I have a burning, insatiable desire to be up-to-date. I want to read every important news story, listen to every hot band, and watch every great TV show and movie. Basically, I wanna know everything about everything, all the time. Stupid, I know.
Movies and TV shows nicely satisfy my urge simply because I have to take at least forty minutes out of my life to watch them. I can't very well watch ten movies/TV shows at the same time. (Though I did see a particularly dorky roommate use his Game Boy, play Final Fantasy X-2, and watch Star Trek: The Next Generation simultaneously. Said effort entails a sincere aversion to ever having sex with a girl.)
Music, on the other hand, is terrible for my MediaDD (sorry, had to do it). I'm wont to throw "Blogbuzz Hinsdale" (a playlist, named after the National song, of all the stuff I get from music blogs) on random, steer Firefox towards the Hype Machine (where I can download all of the week's most popular tracks), and have another window open to the "Music" folder of my Google Reader account. A long sentence for a long list of crap I try to do at once.
As you can imagine, this ritual puts the emphasis more on collection than appreciation. I gobble up all the music I can, listen to it once or twice, and can nod knowingly when someone cooler than me mentions them in conversation ("Ariel Pink? 'Round and Round' [one of two songs I've heard by them] is solid").
So for a band or song to stop the ol' brain-wheels from spinning, the thing has to be pretty earth-shattering. Not necessarily in sound, though; the xx are as coy can be, but I was stuck on that record for a minute. But I certainly don't mind when a band does sound earth-shattering.
In terms of tectonic metaphors, Sleigh Bells most definitely fit the bill. Colossal, towering, Godzillian: these two Brooklynites evoke every synonym for "big" a blogger can muster.
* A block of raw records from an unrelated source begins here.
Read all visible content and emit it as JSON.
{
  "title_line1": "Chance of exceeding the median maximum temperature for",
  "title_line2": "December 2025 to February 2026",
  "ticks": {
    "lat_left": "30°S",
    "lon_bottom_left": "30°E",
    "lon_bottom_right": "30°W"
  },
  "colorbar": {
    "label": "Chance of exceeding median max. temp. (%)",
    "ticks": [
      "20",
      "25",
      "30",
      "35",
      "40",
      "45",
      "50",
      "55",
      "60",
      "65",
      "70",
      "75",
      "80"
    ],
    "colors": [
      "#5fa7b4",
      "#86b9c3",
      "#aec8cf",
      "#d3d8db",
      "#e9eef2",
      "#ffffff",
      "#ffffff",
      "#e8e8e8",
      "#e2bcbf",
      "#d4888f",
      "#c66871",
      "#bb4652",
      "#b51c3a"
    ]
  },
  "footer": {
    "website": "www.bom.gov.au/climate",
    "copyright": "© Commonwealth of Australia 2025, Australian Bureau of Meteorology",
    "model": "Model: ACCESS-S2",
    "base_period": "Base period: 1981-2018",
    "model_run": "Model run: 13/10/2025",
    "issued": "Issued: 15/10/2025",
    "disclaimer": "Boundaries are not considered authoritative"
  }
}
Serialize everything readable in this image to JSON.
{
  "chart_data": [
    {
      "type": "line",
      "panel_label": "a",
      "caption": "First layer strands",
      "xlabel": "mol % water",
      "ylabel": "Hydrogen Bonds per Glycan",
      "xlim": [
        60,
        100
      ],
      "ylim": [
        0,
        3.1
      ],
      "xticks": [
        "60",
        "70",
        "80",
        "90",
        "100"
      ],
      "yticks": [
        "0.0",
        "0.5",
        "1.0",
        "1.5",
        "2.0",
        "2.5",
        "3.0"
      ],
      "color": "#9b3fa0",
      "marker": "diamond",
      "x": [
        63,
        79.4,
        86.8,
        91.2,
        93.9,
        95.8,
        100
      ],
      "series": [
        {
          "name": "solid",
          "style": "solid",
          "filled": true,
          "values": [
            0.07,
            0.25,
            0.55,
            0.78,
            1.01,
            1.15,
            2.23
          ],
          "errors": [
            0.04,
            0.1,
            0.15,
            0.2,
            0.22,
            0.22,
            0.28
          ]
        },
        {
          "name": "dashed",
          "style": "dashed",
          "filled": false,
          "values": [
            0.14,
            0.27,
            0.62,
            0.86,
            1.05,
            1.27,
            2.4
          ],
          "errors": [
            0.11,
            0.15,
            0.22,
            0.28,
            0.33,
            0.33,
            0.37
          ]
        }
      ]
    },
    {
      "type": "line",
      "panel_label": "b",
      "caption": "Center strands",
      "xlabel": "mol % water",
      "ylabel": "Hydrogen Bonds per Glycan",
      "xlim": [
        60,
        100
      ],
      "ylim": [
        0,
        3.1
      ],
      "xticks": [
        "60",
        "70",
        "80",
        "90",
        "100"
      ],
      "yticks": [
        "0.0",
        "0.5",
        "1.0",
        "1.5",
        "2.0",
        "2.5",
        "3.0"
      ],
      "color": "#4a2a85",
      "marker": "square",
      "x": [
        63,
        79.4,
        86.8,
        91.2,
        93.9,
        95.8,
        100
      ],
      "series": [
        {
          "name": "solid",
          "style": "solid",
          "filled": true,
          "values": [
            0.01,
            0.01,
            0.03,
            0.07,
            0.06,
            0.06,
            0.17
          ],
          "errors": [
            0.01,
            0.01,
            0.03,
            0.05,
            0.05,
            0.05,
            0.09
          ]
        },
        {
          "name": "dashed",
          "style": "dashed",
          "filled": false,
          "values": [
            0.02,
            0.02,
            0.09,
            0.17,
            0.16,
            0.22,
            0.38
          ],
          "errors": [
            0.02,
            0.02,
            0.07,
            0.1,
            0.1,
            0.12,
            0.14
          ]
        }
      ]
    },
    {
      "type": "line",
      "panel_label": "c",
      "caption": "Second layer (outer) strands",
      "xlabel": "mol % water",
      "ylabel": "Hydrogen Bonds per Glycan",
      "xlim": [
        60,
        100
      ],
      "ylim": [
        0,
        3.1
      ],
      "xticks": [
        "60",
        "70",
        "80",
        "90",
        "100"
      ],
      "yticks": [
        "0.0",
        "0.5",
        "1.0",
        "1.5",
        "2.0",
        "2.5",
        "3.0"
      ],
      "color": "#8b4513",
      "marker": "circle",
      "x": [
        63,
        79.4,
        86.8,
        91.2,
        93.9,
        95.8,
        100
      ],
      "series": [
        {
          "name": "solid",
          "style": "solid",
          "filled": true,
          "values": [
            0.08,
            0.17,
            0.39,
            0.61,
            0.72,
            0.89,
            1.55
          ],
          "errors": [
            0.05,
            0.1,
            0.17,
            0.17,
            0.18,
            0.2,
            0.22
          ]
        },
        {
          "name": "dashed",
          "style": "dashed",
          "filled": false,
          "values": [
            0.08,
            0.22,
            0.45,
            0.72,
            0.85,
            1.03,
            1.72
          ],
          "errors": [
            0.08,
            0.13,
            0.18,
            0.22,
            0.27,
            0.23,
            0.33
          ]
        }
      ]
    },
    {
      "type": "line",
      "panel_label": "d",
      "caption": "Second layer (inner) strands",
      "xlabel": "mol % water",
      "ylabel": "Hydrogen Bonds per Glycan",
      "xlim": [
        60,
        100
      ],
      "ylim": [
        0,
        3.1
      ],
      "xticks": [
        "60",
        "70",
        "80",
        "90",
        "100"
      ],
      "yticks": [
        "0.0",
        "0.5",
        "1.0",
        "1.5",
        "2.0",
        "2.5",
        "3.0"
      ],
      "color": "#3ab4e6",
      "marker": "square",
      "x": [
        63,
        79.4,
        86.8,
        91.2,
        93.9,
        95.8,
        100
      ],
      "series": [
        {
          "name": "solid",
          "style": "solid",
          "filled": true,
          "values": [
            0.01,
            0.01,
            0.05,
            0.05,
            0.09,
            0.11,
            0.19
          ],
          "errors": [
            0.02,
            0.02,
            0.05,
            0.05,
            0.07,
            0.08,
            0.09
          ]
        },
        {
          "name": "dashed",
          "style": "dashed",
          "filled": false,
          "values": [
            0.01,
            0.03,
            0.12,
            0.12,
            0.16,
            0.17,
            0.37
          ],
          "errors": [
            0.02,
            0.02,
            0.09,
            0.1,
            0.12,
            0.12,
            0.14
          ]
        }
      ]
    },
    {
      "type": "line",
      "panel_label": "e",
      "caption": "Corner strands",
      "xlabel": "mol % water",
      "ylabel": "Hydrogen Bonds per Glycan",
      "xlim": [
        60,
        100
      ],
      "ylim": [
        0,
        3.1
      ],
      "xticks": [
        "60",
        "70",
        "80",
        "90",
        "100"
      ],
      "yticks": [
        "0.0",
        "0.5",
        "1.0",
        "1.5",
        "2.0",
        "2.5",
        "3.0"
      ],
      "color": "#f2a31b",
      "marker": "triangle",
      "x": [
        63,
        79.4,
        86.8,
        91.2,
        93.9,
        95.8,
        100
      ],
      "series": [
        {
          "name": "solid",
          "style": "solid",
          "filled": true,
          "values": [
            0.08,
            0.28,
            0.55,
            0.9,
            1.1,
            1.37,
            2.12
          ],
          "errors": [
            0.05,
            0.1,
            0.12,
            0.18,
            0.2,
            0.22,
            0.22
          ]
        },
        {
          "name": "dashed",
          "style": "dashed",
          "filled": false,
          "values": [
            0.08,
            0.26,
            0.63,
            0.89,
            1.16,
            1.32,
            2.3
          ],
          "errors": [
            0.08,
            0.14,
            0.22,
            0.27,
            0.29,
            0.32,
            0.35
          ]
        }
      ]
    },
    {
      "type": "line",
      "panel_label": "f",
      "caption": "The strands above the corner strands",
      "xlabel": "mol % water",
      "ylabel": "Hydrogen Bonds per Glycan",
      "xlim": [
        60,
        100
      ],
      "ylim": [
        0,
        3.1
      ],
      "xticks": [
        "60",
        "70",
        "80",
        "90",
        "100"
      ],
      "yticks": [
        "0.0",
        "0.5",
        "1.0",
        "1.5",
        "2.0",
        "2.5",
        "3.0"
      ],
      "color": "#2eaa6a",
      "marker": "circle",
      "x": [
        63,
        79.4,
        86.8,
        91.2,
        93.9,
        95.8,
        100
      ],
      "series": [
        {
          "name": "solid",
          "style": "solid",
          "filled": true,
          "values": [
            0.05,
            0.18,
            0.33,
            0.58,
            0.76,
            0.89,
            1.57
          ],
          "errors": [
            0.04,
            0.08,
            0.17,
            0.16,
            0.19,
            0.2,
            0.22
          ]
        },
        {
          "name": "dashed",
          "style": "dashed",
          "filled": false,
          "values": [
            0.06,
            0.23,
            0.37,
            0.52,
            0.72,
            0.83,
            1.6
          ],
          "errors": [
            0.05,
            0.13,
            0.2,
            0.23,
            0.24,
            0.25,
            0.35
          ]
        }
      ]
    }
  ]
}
And a-musterin' they've been. More metaphorical ink has been spilled on Sleigh Bells than just about any other band in recent memory. I'll let Vulture summarize Sleigh Bells' meteoric rise from CMJ breakouts to JoBro tweet fodder, though.
I have the privilege of actually reviewing the fruits of Sleigh Bells' considerable labor, their titanic (read: big) debut album, Treats, which was released yesterday on iTunes. Let the slobbering commence.
HOLY FUCK, IS THIS THING WORLD-ENDINGLY GREAT. HOW ON EARTH DID I EVER LIVE WITHOUT THIS ALBUM?
Vocalist Alexis Krauss and guitarist/producer/songwriter/GENIUS OF UNPARALLELED STATURE Derek Miller have assembled one of the most exciting records I've heard in a long, long time. And, to make things even better, Krauss got her start in a teen girl group called "Rubyblue" (yup, one word), and Miller is an alumnus of Florida post-hardcore vets Poison the Well. So this sorta came out of nowhere.
Treats is an album full of comfortable chaos. Metalcore guitars sidle up with boom bap percussion, pristine editing sits right alongside mastering that couldn't give two fucks about fidelity, and nobody gets hurt. Except, thankfully, for our ears.
"Treats" evinces this kind of duality nicely, as waves of minor key guitar fuzz crash into massive crunk synths. You're watching the best backing band Lil' Jon could ask for, until Miller decides to get all Springsteen up in this bitch and throw in the glockenspiel.
Sleigh Bells traffic in musical double entendres like this. Is "Infinity Guitars" a metal song or garage rock? Are the chattering kids on "Kids" a nod to the children's choirs of hip-hop or just...kids? Are we grown-ups or what? I know I'm supposed to be the former, but most of this record makes me jump for joy like a fourth grader on Pixy Stix.
The band's probably going for childlike glee, after all; they seem intent on pulling things out of our collective past and then feeding them through a blender to make something gloriously cacophonous. On the cover, we see a washed-out photo of high school cheerleaders with the faces poked out. Something old, something broken.
Most of all, this record just feels big and brassy and beautiful. From the Tommy Gun sermon of "Tell 'Em" to the Motörhead-on-adderall stomp of "Straight A's", there are few moments of restraint to be found on Treats. But when moments of respite do come (the Funkadelic-sampling "Rill Rill"), you'll welcome them with open arms.
The record ends higher than where it began with "Crown on the Ground" and "Treats," the latter of which practically serves as a denouement after the apocalyptic celebration of "Crown."
And really, what is there left to say about the song that hasn't already been said? "Crown on the Ground" is baptism by noise, a righteous tent revival in a hailstorm. It's a movement.
Sometimes music is so transcendently good that it fools you for a moment into thinking that maybe it can make everything okay. That shrinks could throw away their prescription pads and hand out copies of Songs in the Key of Life. That Israel and Palestine would stop fighting if we just played "Redemption Song" loud enough. That the whole damn planet could really unite under one groove.
With Treats, Sleigh Bells have earned the right to soundtrack the worldwide dance party.